The research organization she founded, AgMIP, develops adaptation packages, which can include the use of more drought-tolerant seeds and improved water management practices. In Bangladesh, the team is working with rice farmers to develop new rice field management methods to reduce methane emissions from the existing process.

Even the largest agribusiness corporations have shown a willingness to listen, she said.
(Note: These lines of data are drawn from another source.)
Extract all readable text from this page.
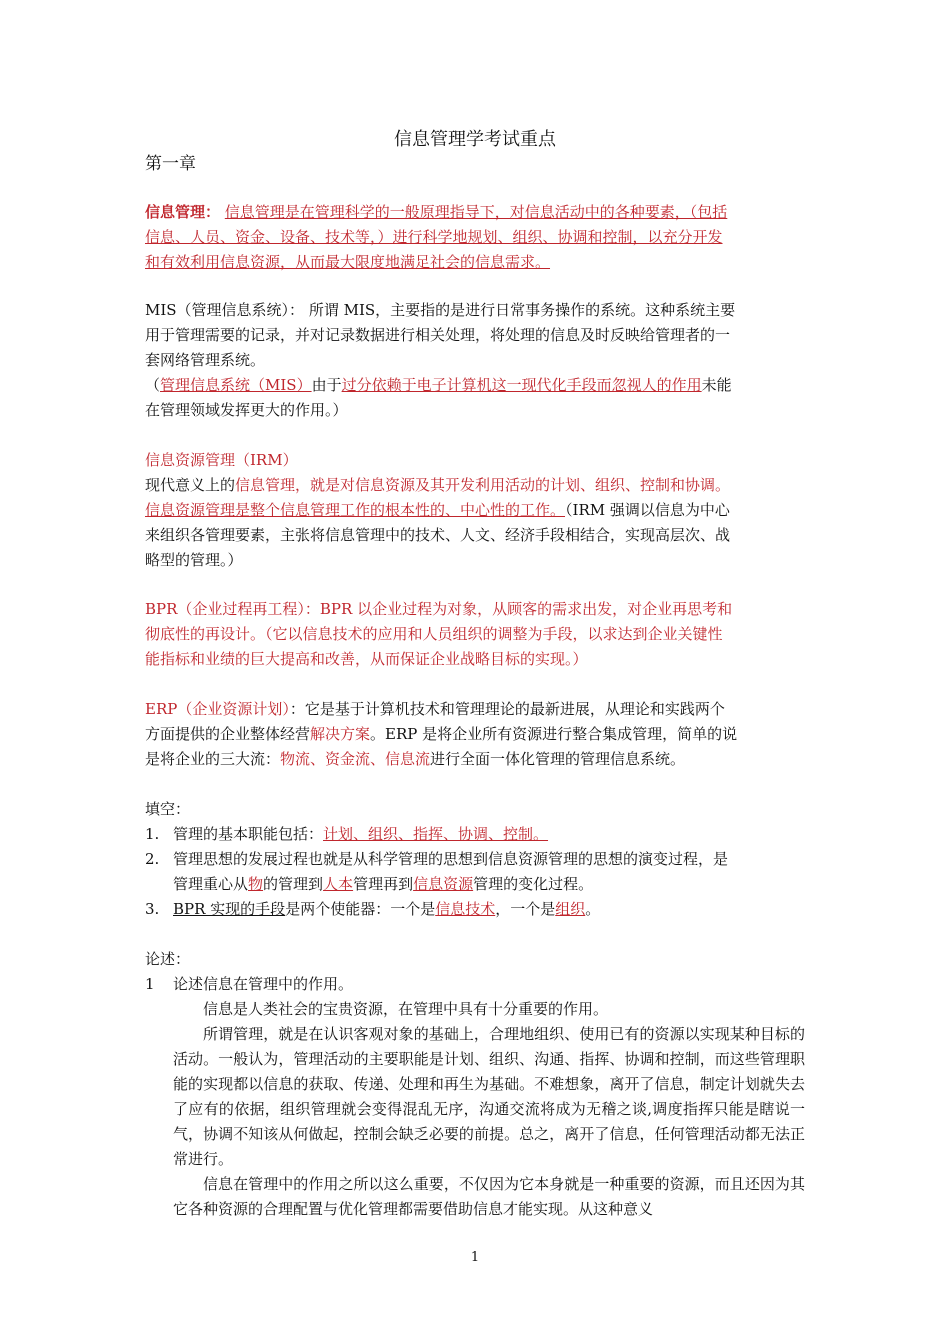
信息管理学考试重点
第一章
信息管理： 信息管理是在管理科学的一般原理指导下，对信息活动中的各种要素，（包括
信息、人员、资金、设备、技术等，）进行科学地规划、组织、协调和控制，以充分开发
和有效利用信息资源，从而最大限度地满足社会的信息需求。
MIS（管理信息系统）： 所谓 MIS，主要指的是进行日常事务操作的系统。这种系统主要
用于管理需要的记录，并对记录数据进行相关处理，将处理的信息及时反映给管理者的一
套网络管理系统。
（管理信息系统（MIS）由于过分依赖于电子计算机这一现代化手段而忽视人的作用未能
在管理领域发挥更大的作用。）
信息资源管理（IRM）
现代意义上的信息管理，就是对信息资源及其开发利用活动的计划、组织、控制和协调。
信息资源管理是整个信息管理工作的根本性的、中心性的工作。（IRM 强调以信息为中心
来组织各管理要素，主张将信息管理中的技术、人文、经济手段相结合，实现高层次、战
略型的管理。）
BPR（企业过程再工程）：BPR 以企业过程为对象，从顾客的需求出发，对企业再思考和
彻底性的再设计。（它以信息技术的应用和人员组织的调整为手段，以求达到企业关键性
能指标和业绩的巨大提高和改善，从而保证企业战略目标的实现。）
ERP（企业资源计划）：它是基于计算机技术和管理理论的最新进展，从理论和实践两个
方面提供的企业整体经营解决方案。ERP 是将企业所有资源进行整合集成管理，简单的说
是将企业的三大流：物流、资金流、信息流进行全面一体化管理的管理信息系统。
填空：
1. 管理的基本职能包括：计划、组织、指挥、协调、控制。
2. 管理思想的发展过程也就是从科学管理的思想到信息资源管理的思想的演变过程，是
管理重心从物的管理到人本管理再到信息资源管理的变化过程。
3. BPR 实现的手段是两个使能器：一个是信息技术，一个是组织。
论述：
1 论述信息在管理中的作用。
信息是人类社会的宝贵资源，在管理中具有十分重要的作用。
所谓管理，就是在认识客观对象的基础上，合理地组织、使用已有的资源以实现某种目标的活动。一般认为，管理活动的主要职能是计划、组织、沟通、指挥、协调和控制，而这些管理职能的实现都以信息的获取、传递、处理和再生为基础。不难想象，离开了信息，制定计划就失去了应有的依据，组织管理就会变得混乱无序，沟通交流将成为无稽之谈,调度指挥只能是瞎说一气，协调不知该从何做起，控制会缺乏必要的前提。总之，离开了信息，任何管理活动都无法正常进行。
信息在管理中的作用之所以这么重要，不仅因为它本身就是一种重要的资源，而且还因为其它各种资源的合理配置与优化管理都需要借助信息才能实现。从这种意义
1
She said some of the models her colleagues have developed show how businesses can be affected by climate change and how they also play a role in reversing the impact on climate. .

“It is truly a global partnership of all global food systems to work together to limit climate change and maintain food security for the planet,” she said.

World Food Prize Organization President Barbara Stinson, who announced the winners, recognized Rosenzweig for innovations that help countries respond to climate change.

Nobel laureate Norman Borlaug created the World Food Prize in 1986 to recognize scientists and others who have improved the quality and availability of food. Rosenzweig will accept the award and speak at a ceremony in October in Des Moines.